Case ID: or-tax_12/html/0143-01.html
Source: Caselaw Access Project
Author: {"author": "CARL N. BYERS, Judge.", "license": "Public Domain", "url": "https://static.case.law/"}
Date Created: 2024-08-24T03:29:51.129683

IN THE OREGON TAX COURT
    H. Bahari KASHANI v. DEPARTMENT OF REVENUE POLK COUNTY ASSESSOR, Intervenor
    
    (TC 3105)
    Plaintiff appeared pro se.
    
    Robert W. Oliver, Polk County Counsel, appeared for intervenor.
    Decision for intervenor rendered January 29, 1992.
   CARL N. BYERS, Judge.

Plaintiff appeals the assessed value of his personal residence as of January 1, 1990. Polk County intervened and defended at the trial.

Plaintiff purchased the subject property in June, 1989, for $55,000. He appealed the assessed value as of January 1, 1989. After trial, the court set the value for the subject property as of January 1, 1989, at $55,000.

The following year the county applied a trending factor of eight percent to result in an assessed value of $59,400 for January 1, 1990.

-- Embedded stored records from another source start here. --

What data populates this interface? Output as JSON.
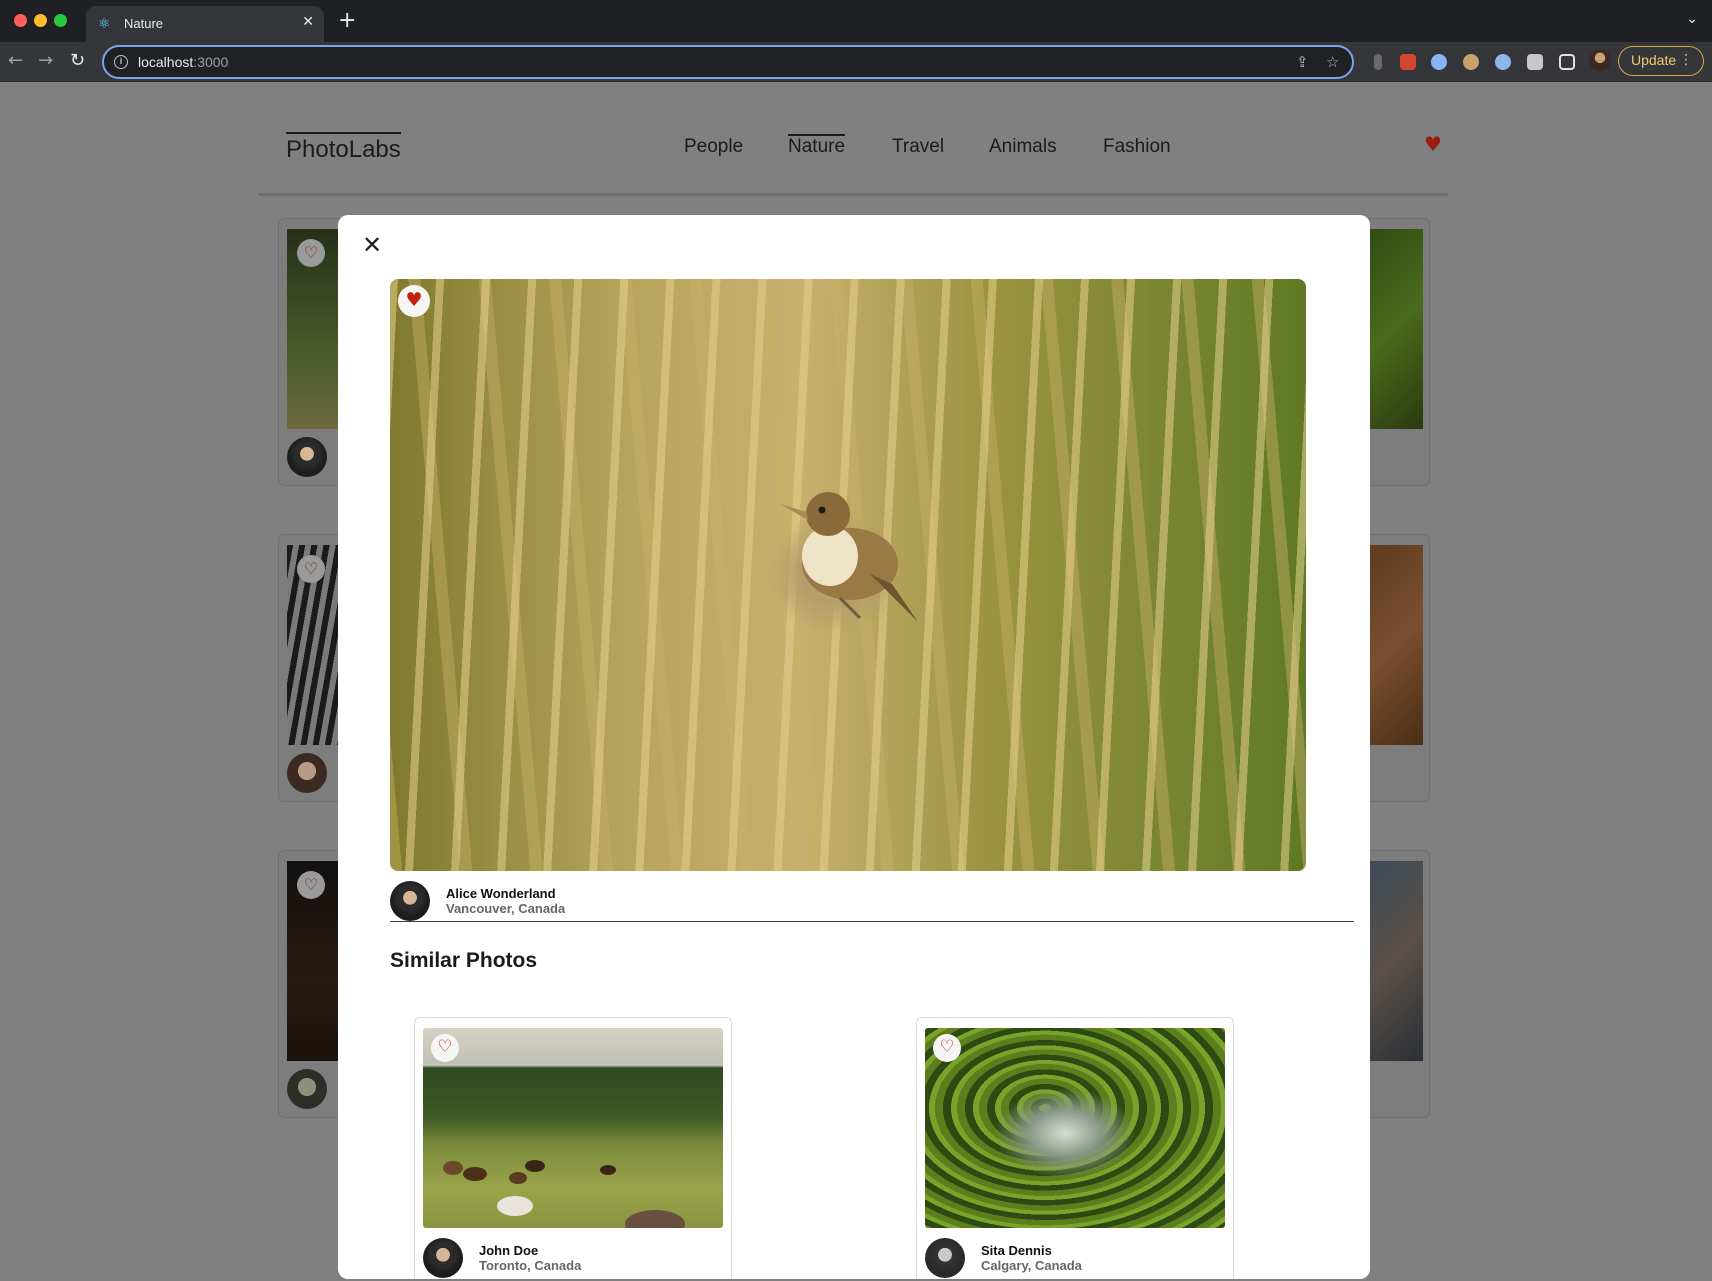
{
  "browser": {
    "tab_title": "Nature",
    "url_host": "localhost",
    "url_port": ":3000",
    "update_label": "Update"
  },
  "app": {
    "logo": "PhotoLabs",
    "topics": [
      "People",
      "Nature",
      "Travel",
      "Animals",
      "Fashion"
    ],
    "active_topic": "Nature"
  },
  "modal": {
    "main_photo": {
      "author_name": "Alice Wonderland",
      "author_location": "Vancouver, Canada",
      "favourited": true
    },
    "similar_title": "Similar Photos",
    "similar_photos": [
      {
        "author_name": "John Doe",
        "author_location": "Toronto, Canada",
        "favourited": false
      },
      {
        "author_name": "Sita Dennis",
        "author_location": "Calgary, Canada",
        "favourited": false
      }
    ]
  },
  "colors": {
    "heart": "#c2210f",
    "update_accent": "#d9a93f",
    "omnibox_focus": "#7ea3ee"
  },
  "icons": {
    "close": "close-icon",
    "heart": "heart-icon",
    "fav_badge": "heart-icon"
  }
}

Plaintiff contends that the true cash value of the subject property does not exceed $55,000. Plaintiff submitted evidence to show that the value as of January 1, 1989, was in fact less than the $55,000 set by the court. However, as pointed out by intervenor, ORS 309.115 applies. That statute provides:

“(1) If the board of equalization, the Department of Revenue or a court enters an order correcting the true cash value of a separate assessment of property and there is no further appeal from that order, except as provided under subsection (2) of this section, the true cash value so entered shall be the true cash value entered on the assessment and tax rolls for the five assessment years next following the year for which the order is entered.”

Subsection (2) permits changes in value only for specified reasons. Except for those reasons, neither the assessor nor the taxpayer can claim a different value. Accordingly, the court will disregard any evidence submitted by plaintiff intended to show that the value of the property as of January 1, 1989, was less than $55,000.

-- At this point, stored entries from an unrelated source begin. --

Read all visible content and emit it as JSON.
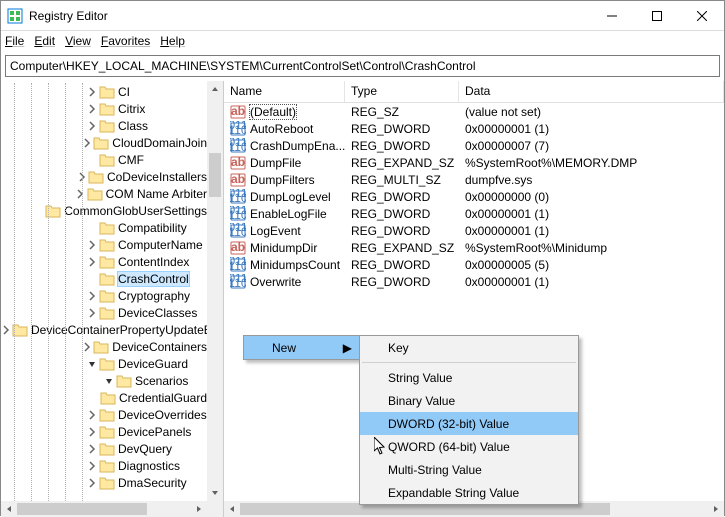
{
  "window": {
    "title": "Registry Editor"
  },
  "menubar": {
    "items": [
      "File",
      "Edit",
      "View",
      "Favorites",
      "Help"
    ]
  },
  "addressbar": {
    "path": "Computer\\HKEY_LOCAL_MACHINE\\SYSTEM\\CurrentControlSet\\Control\\CrashControl"
  },
  "tree": {
    "items": [
      {
        "indent": 5,
        "expand": "right",
        "label": "CI"
      },
      {
        "indent": 5,
        "expand": "right",
        "label": "Citrix"
      },
      {
        "indent": 5,
        "expand": "right",
        "label": "Class"
      },
      {
        "indent": 5,
        "expand": "right",
        "label": "CloudDomainJoin"
      },
      {
        "indent": 5,
        "expand": "none",
        "label": "CMF"
      },
      {
        "indent": 5,
        "expand": "right",
        "label": "CoDeviceInstallers"
      },
      {
        "indent": 5,
        "expand": "right",
        "label": "COM Name Arbiter"
      },
      {
        "indent": 5,
        "expand": "none",
        "label": "CommonGlobUserSettings"
      },
      {
        "indent": 5,
        "expand": "none",
        "label": "Compatibility"
      },
      {
        "indent": 5,
        "expand": "right",
        "label": "ComputerName"
      },
      {
        "indent": 5,
        "expand": "right",
        "label": "ContentIndex"
      },
      {
        "indent": 5,
        "expand": "none",
        "label": "CrashControl",
        "selected": true
      },
      {
        "indent": 5,
        "expand": "right",
        "label": "Cryptography"
      },
      {
        "indent": 5,
        "expand": "right",
        "label": "DeviceClasses"
      },
      {
        "indent": 5,
        "expand": "right",
        "label": "DeviceContainerPropertyUpdateEvents"
      },
      {
        "indent": 5,
        "expand": "right",
        "label": "DeviceContainers"
      },
      {
        "indent": 5,
        "expand": "down",
        "label": "DeviceGuard"
      },
      {
        "indent": 6,
        "expand": "down",
        "label": "Scenarios"
      },
      {
        "indent": 7,
        "expand": "none",
        "label": "CredentialGuard"
      },
      {
        "indent": 5,
        "expand": "right",
        "label": "DeviceOverrides"
      },
      {
        "indent": 5,
        "expand": "right",
        "label": "DevicePanels"
      },
      {
        "indent": 5,
        "expand": "right",
        "label": "DevQuery"
      },
      {
        "indent": 5,
        "expand": "right",
        "label": "Diagnostics"
      },
      {
        "indent": 5,
        "expand": "right",
        "label": "DmaSecurity"
      }
    ]
  },
  "list": {
    "columns": {
      "name": "Name",
      "type": "Type",
      "data": "Data"
    },
    "rows": [
      {
        "icon": "sz",
        "name": "(Default)",
        "type": "REG_SZ",
        "data": "(value not set)",
        "selected": true
      },
      {
        "icon": "bin",
        "name": "AutoReboot",
        "type": "REG_DWORD",
        "data": "0x00000001 (1)"
      },
      {
        "icon": "bin",
        "name": "CrashDumpEna...",
        "type": "REG_DWORD",
        "data": "0x00000007 (7)"
      },
      {
        "icon": "sz",
        "name": "DumpFile",
        "type": "REG_EXPAND_SZ",
        "data": "%SystemRoot%\\MEMORY.DMP"
      },
      {
        "icon": "sz",
        "name": "DumpFilters",
        "type": "REG_MULTI_SZ",
        "data": "dumpfve.sys"
      },
      {
        "icon": "bin",
        "name": "DumpLogLevel",
        "type": "REG_DWORD",
        "data": "0x00000000 (0)"
      },
      {
        "icon": "bin",
        "name": "EnableLogFile",
        "type": "REG_DWORD",
        "data": "0x00000001 (1)"
      },
      {
        "icon": "bin",
        "name": "LogEvent",
        "type": "REG_DWORD",
        "data": "0x00000001 (1)"
      },
      {
        "icon": "sz",
        "name": "MinidumpDir",
        "type": "REG_EXPAND_SZ",
        "data": "%SystemRoot%\\Minidump"
      },
      {
        "icon": "bin",
        "name": "MinidumpsCount",
        "type": "REG_DWORD",
        "data": "0x00000005 (5)"
      },
      {
        "icon": "bin",
        "name": "Overwrite",
        "type": "REG_DWORD",
        "data": "0x00000001 (1)"
      }
    ]
  },
  "context_menu": {
    "primary": [
      {
        "label": "New",
        "highlight": true,
        "submenu": true
      }
    ],
    "submenu": [
      {
        "label": "Key"
      },
      {
        "sep": true
      },
      {
        "label": "String Value"
      },
      {
        "label": "Binary Value"
      },
      {
        "label": "DWORD (32-bit) Value",
        "highlight": true
      },
      {
        "label": "QWORD (64-bit) Value"
      },
      {
        "label": "Multi-String Value"
      },
      {
        "label": "Expandable String Value"
      }
    ]
  }
}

Plaintiff also challenged intervenor’s trending factor. Intervenor submitted evidence of its study areas and the 1990 sales ratio report. In addition, intervenor’s witness, the chief appraiser for Polk County, testified that he personally visited and appraised the subject property for the 1991 tax year. He stated that the trending factor resulted in an assessed value less than his appraised true cash value.

Plaintiff submitted arguments challenging the inclusion of his property in class 5 and application of the trending factor to his property due to its physical features and conditions. He also challenged the use of sales which occurred before January 1, 1989, in the sales ratio study as applied to his property. The court has considered all of these arguments and finds that the preponderance of the evidence supports the intervenor’s position. For plaintiff to prevail, he would have to show that the subject property was decreasing in value during the year 1989. None of the evidence supports that position.

The court finds that the true cash value of the subject property as of January 1, 1990, was $59,400. Costs to neither party. 
      
       Prior to the trial, intervenor had assessed the property at $65,000, based on a market comparison approach. At trial, intervenor moved to amend its answer to allege $59,400, which motion was granted.